Spoken Word Poetry with International Students and Youth from Refugee Backgrounds (by Jennifer Burton)

This week’s blog post includes a linked audio file. Just click on the link below if you would like to hear the post read aloud. Scroll down to read the text.

Spoken word…really cultivates a space for active listening, right?! It creates a space for you to be heard…It’s an interactive thing, right? There is a constant energy exchange that is happening, right? So if you hear something that you like, you snap your fingers [signals to audience and snaps fingers] ‘can everybody snap their fingers? Beautiful, you all sound like sexy rain. That’s wonderful’ [audience laughs]. …‘Mmmmh’, so on the count of three can we get a collective ‘Mmmmh? 1, 2, 3…[gestures to audience, raises hands] “Mmmmh” [audience replied], Wonderful, you all are beautiful, right. So there is that constant exchange, right. There is that thing of the active listening that people are responding to you, right. That all of that energy that is going out into the audience is coming right back to you onto the stage.

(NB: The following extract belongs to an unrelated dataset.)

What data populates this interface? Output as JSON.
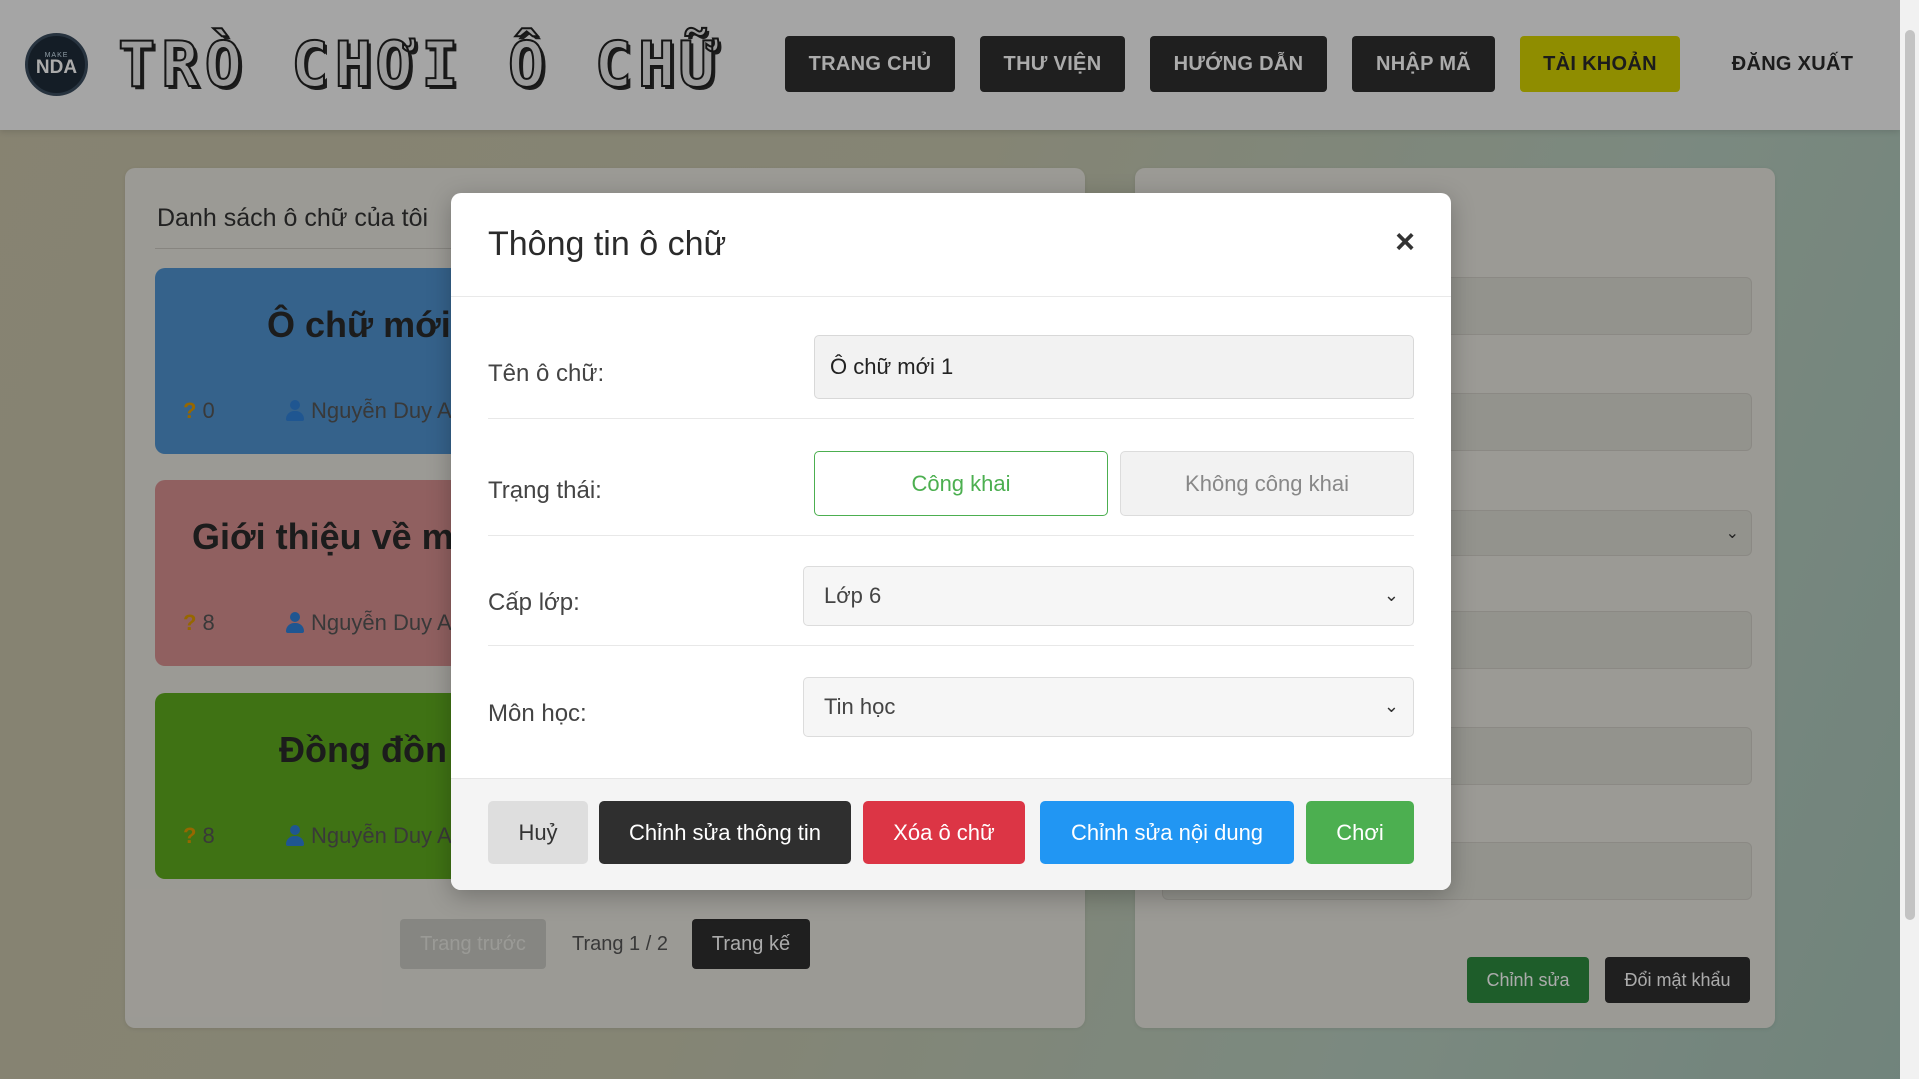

The above-mentioned excerpt comes from a TedTalk by spoken word artist Pages Matam as he describes the culture of spoken word poetry to the audience. While presenting poetry in oral form is not a new phenomenon, poetry slams have become “arguably the most successful poetry movement of the late twentieth and early twenty-first centuries” (Gregory, 2008, p. 63). A slam is a poetry competition—what Taylor (2015) calls “doing word” (p. 126).